Figure 12 shows the experimental waveforms of the step-load changing condition corresponding to those in Figure 10b. To check the bidirectional operation of the SIU, the load was changed from 1 kW to 0 W, and the GIU generated nearly 1 kW of power.

As a result, an inductor current of the SIU changed to a negative value and charged the battery with 1 kW of instantaneous power. A measured bus voltage ripple of 5.5 V well-matched with the 7.5 A peak-to-peak inductor current of the GIU with a designed bus impedance of −2.7 dB.

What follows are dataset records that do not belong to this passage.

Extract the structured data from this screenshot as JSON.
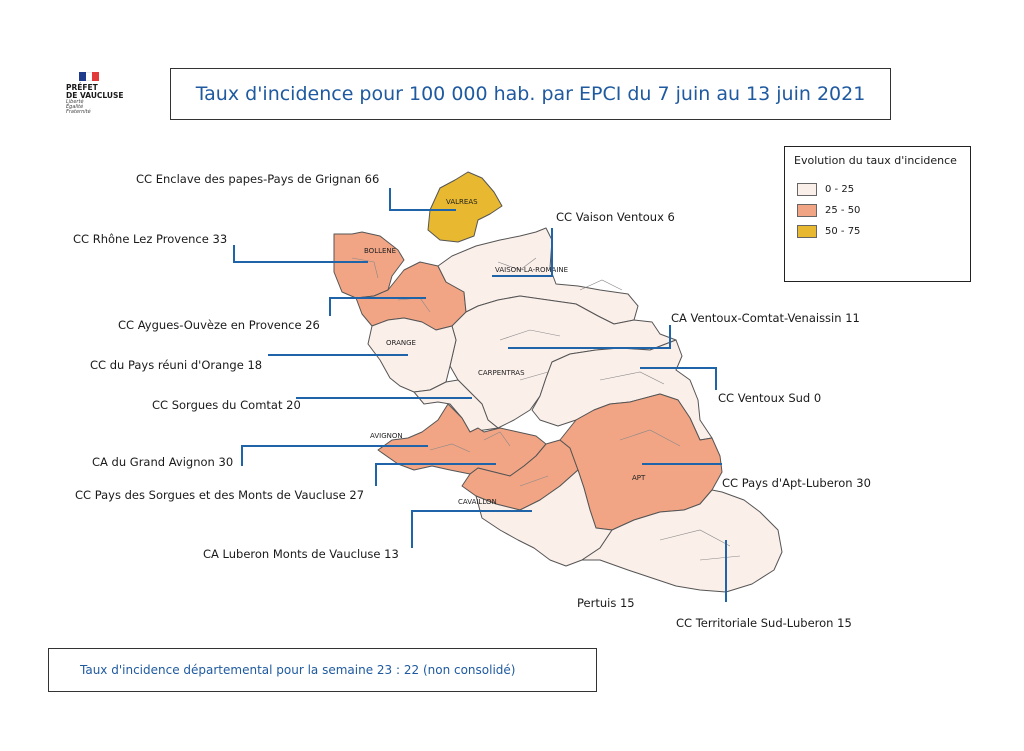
{
  "logo": {
    "line1": "PRÉFET",
    "line2": "DE VAUCLUSE",
    "motto1": "Liberté",
    "motto2": "Égalité",
    "motto3": "Fraternité"
  },
  "title": "Taux d'incidence pour 100 000 hab. par EPCI du 7 juin au 13 juin 2021",
  "legend": {
    "title": "Evolution du taux d'incidence",
    "classes": [
      {
        "label": "0 - 25",
        "color": "#fbefea"
      },
      {
        "label": "25 - 50",
        "color": "#f2a585"
      },
      {
        "label": "50 - 75",
        "color": "#e7b830"
      }
    ]
  },
  "map_labels": {
    "valreas": "VALREAS",
    "bollene": "BOLLENE",
    "vaison": "VAISON-LA-ROMAINE",
    "orange": "ORANGE",
    "carpentras": "CARPENTRAS",
    "avignon": "AVIGNON",
    "apt": "APT",
    "cavaillon": "CAVAILLON"
  },
  "epci": [
    {
      "name": "CC Enclave des papes-Pays de Grignan",
      "rate": "66"
    },
    {
      "name": "CC Rhône Lez Provence",
      "rate": "33"
    },
    {
      "name": "CC Vaison Ventoux",
      "rate": "6"
    },
    {
      "name": "CC Aygues-Ouvèze en Provence",
      "rate": "26"
    },
    {
      "name": "CA Ventoux-Comtat-Venaissin",
      "rate": "11"
    },
    {
      "name": "CC du Pays réuni d'Orange",
      "rate": "18"
    },
    {
      "name": "CC Ventoux Sud",
      "rate": "0"
    },
    {
      "name": "CC Sorgues du Comtat",
      "rate": "20"
    },
    {
      "name": "CA du Grand Avignon",
      "rate": "30"
    },
    {
      "name": "CC Pays d'Apt-Luberon",
      "rate": "30"
    },
    {
      "name": "CC Pays des Sorgues et des Monts de Vaucluse",
      "rate": "27"
    },
    {
      "name": "CA Luberon Monts de Vaucluse",
      "rate": "13"
    },
    {
      "name": "Pertuis",
      "rate": "15"
    },
    {
      "name": "CC Territoriale Sud-Luberon",
      "rate": "15"
    }
  ],
  "footer": "Taux d'incidence départemental pour la semaine 23  :  22  (non consolidé)"
}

Figure 13a shows the experimental waveforms of the proposed system when the battery SoC level is changed from 10% to 90% artificially. As shown by the red line, V_Bus changes from 375 V to 385 V as a result of the external battery SoC signal, and P_GIU changes from 1 kW to −1 kW, accordingly. The load condition does not change in this case, and I_{L_SIU} charges and discharges the battery according to I_GIU based on the dotted standard point. Figure 13b shows the same experimental result with DC voltage restoration; the bus voltage does not change, but I_GIU changes by the same amount as in Figure 13a.

5. Conclusions

A DC distribution system controlled by a communication-free master–slave-based hierarchical control method is presented in this paper. Although droop control has many drawbacks, including low frequency impedance clamping problems and a comparatively slow transient response, there has not been any previous widespread use of master–slave control in microgrid systems, owing to the communication dependency and low expandability of such systems. The proposed master–slave technique utilizes the DBS method to operate freely without communication in order to overcome these drawbacks. By replacing the droop control technique with the proposed master–slave technique, a DC distributed microgrid system can operate autonomously without distinction between grid connecting and islanding conditions. Moreover, the transient response of bus voltage is accelerated because of the presence of a high voltage bandwidth master unit. The concept and control strategies for the proposed control method were presented and analyzed in this paper, along with a voltage restoration method for more efficient and effective system design, and design considerations were discussed. The results obtained using 1 kW simulation and hardware modules operating from a 380 V DC bus demonstrate the feasibility of the proposed method.